Longtemps, il n’y a eu aucun embouteillage des malts de Dufftown, toute la production servant à l’élaboration des blends de Diageo, principalement Bell’s. Puis est apparu un 15 ans d’âge vers 1995, en très faible quantité.
En 2006, Diageo lance de façon plus massive The Singleton of Dufftown, un 12 ans d’âge, rapidement suivi par un 15 ans et un 18 ans. Mais le choix du nom « Singleton », qui apparaît en gros sur l’étiquette et dans les annonces publicitaires, est source de confusion. Car ce nom (utilisé dans l’industrie pour désigner un patron unique, ou encore au bridge pour qualifier une main de quatre cartes de chaque couleur) est employé également par Diageo pour des single malts en provenance d’autres de ses distilleries : Auchroisk, Glendullan et Glen Ord ! Certes, ils sont en principe réservés à des marchés spécifiques, à savoir Dufftown pour l’Europe, Glendullan pour les Etats-Unis et Glen Ord pour l’Asie, mais c’est parfois plus confus, notamment dans le réseau des duty free. Et il faut bien lire l’étiquette, car le nom d’origine de chaque distillerie est écrit bien plus petit que celui de Singleton !

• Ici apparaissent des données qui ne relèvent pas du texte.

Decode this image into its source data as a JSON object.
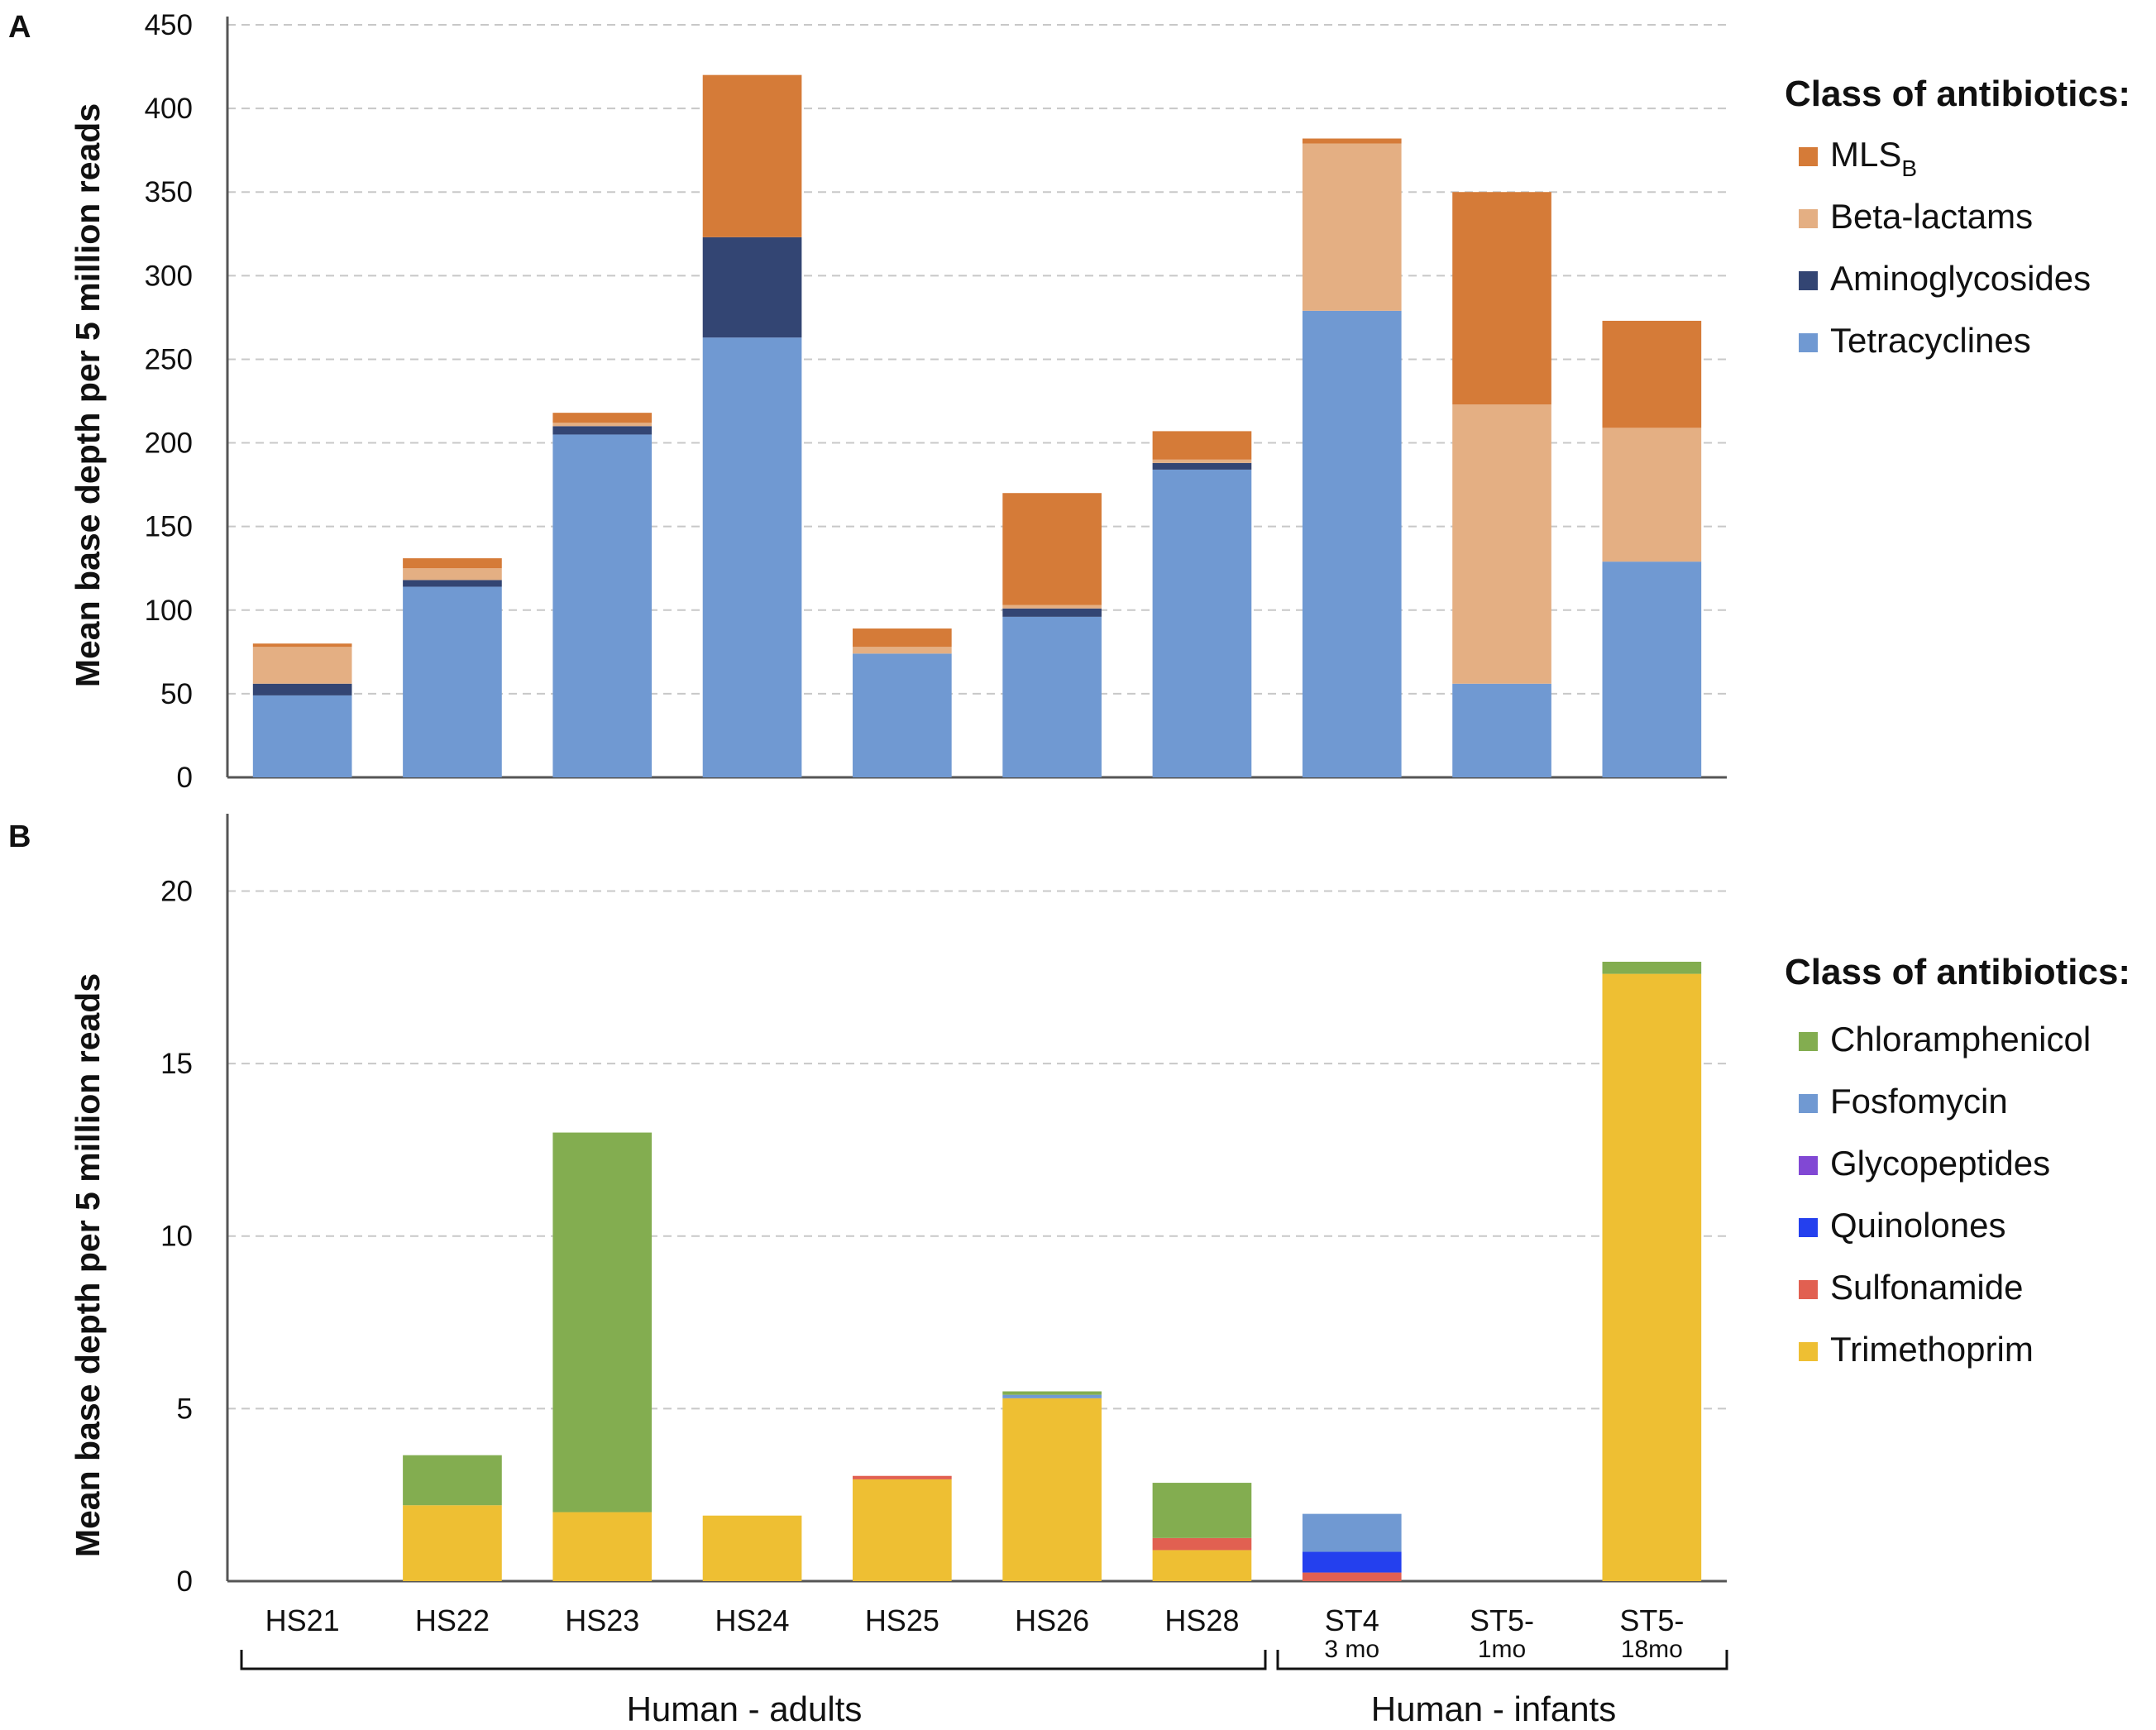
{
  "panel_labels": {
    "a": "A",
    "b": "B"
  },
  "group_labels": {
    "adults": "Human - adults",
    "infants": "Human - infants"
  },
  "categories": [
    {
      "label": "HS21",
      "sub": ""
    },
    {
      "label": "HS22",
      "sub": ""
    },
    {
      "label": "HS23",
      "sub": ""
    },
    {
      "label": "HS24",
      "sub": ""
    },
    {
      "label": "HS25",
      "sub": ""
    },
    {
      "label": "HS26",
      "sub": ""
    },
    {
      "label": "HS28",
      "sub": ""
    },
    {
      "label": "ST4",
      "sub": "3 mo"
    },
    {
      "label": "ST5-",
      "sub": "1mo"
    },
    {
      "label": "ST5-",
      "sub": "18mo"
    }
  ],
  "chart_data": [
    {
      "type": "bar",
      "stacked": true,
      "panel": "A",
      "ylabel": "Mean base depth per 5 million reads",
      "ylim": [
        0,
        450
      ],
      "yticks": [
        0,
        50,
        100,
        150,
        200,
        250,
        300,
        350,
        400,
        450
      ],
      "grid": true,
      "legend_title": "Class of antibiotics:",
      "series": [
        {
          "name": "Tetracyclines",
          "color": "#7099D2",
          "values": [
            49,
            114,
            205,
            263,
            74,
            96,
            184,
            279,
            56,
            129
          ]
        },
        {
          "name": "Aminoglycosides",
          "color": "#334573",
          "values": [
            7,
            4,
            5,
            60,
            0,
            5,
            4,
            0,
            0,
            0
          ]
        },
        {
          "name": "Beta-lactams",
          "color": "#E4AF83",
          "values": [
            22,
            7,
            2,
            0,
            4,
            2,
            2,
            100,
            167,
            80
          ]
        },
        {
          "name": "MLS",
          "color": "#D57B38",
          "values": [
            2,
            6,
            6,
            97,
            11,
            67,
            17,
            3,
            127,
            64
          ]
        }
      ],
      "legend_order": [
        3,
        2,
        1,
        0
      ],
      "legend_subscripts": {
        "MLS": "B"
      }
    },
    {
      "type": "bar",
      "stacked": true,
      "panel": "B",
      "ylabel": "Mean base depth per 5 million reads",
      "ylim": [
        0,
        22
      ],
      "yticks": [
        0,
        5,
        10,
        15,
        20
      ],
      "grid": true,
      "legend_title": "Class of antibiotics:",
      "series": [
        {
          "name": "Trimethoprim",
          "color": "#EEBF33",
          "values": [
            0,
            2.2,
            2.0,
            1.9,
            2.95,
            5.3,
            0.9,
            0,
            0,
            17.6
          ]
        },
        {
          "name": "Sulfonamide",
          "color": "#E16051",
          "values": [
            0,
            0,
            0,
            0,
            0.1,
            0,
            0.35,
            0.25,
            0,
            0
          ]
        },
        {
          "name": "Quinolones",
          "color": "#2440EE",
          "values": [
            0,
            0,
            0,
            0,
            0,
            0,
            0,
            0.6,
            0,
            0
          ]
        },
        {
          "name": "Glycopeptides",
          "color": "#8148D4",
          "values": [
            0,
            0,
            0,
            0,
            0,
            0,
            0,
            0,
            0,
            0
          ]
        },
        {
          "name": "Fosfomycin",
          "color": "#7099D2",
          "values": [
            0,
            0,
            0,
            0,
            0,
            0.1,
            0,
            1.1,
            0,
            0
          ]
        },
        {
          "name": "Chloramphenicol",
          "color": "#83AD50",
          "values": [
            0,
            1.45,
            11.0,
            0,
            0,
            0.1,
            1.6,
            0,
            0,
            0.35
          ]
        }
      ],
      "legend_order": [
        5,
        4,
        3,
        2,
        1,
        0
      ]
    }
  ]
}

Ronds et chaleureux, les malts de Dufftown sont très représentatifs du Speyside, avec ce qu’il faut de puissance mais sans excès, et sont donc accessibles au plus grand nombre sans pouvoir choquer quiconque. Outre les trois versions principales, ont été commercialisées plus récemment encore des Singleton (sans mention d’âge) pour le réseau Duty Free, baptisés Unité et Trinité, ainsi qu’un 28 ans en brut de fût (52,3°), le premier officiel.
On trouve encore, mais vraiment rarement, quelques embouteillages indépendants, sous le nom Dufftown ou encore Dufftown-Glenlivet.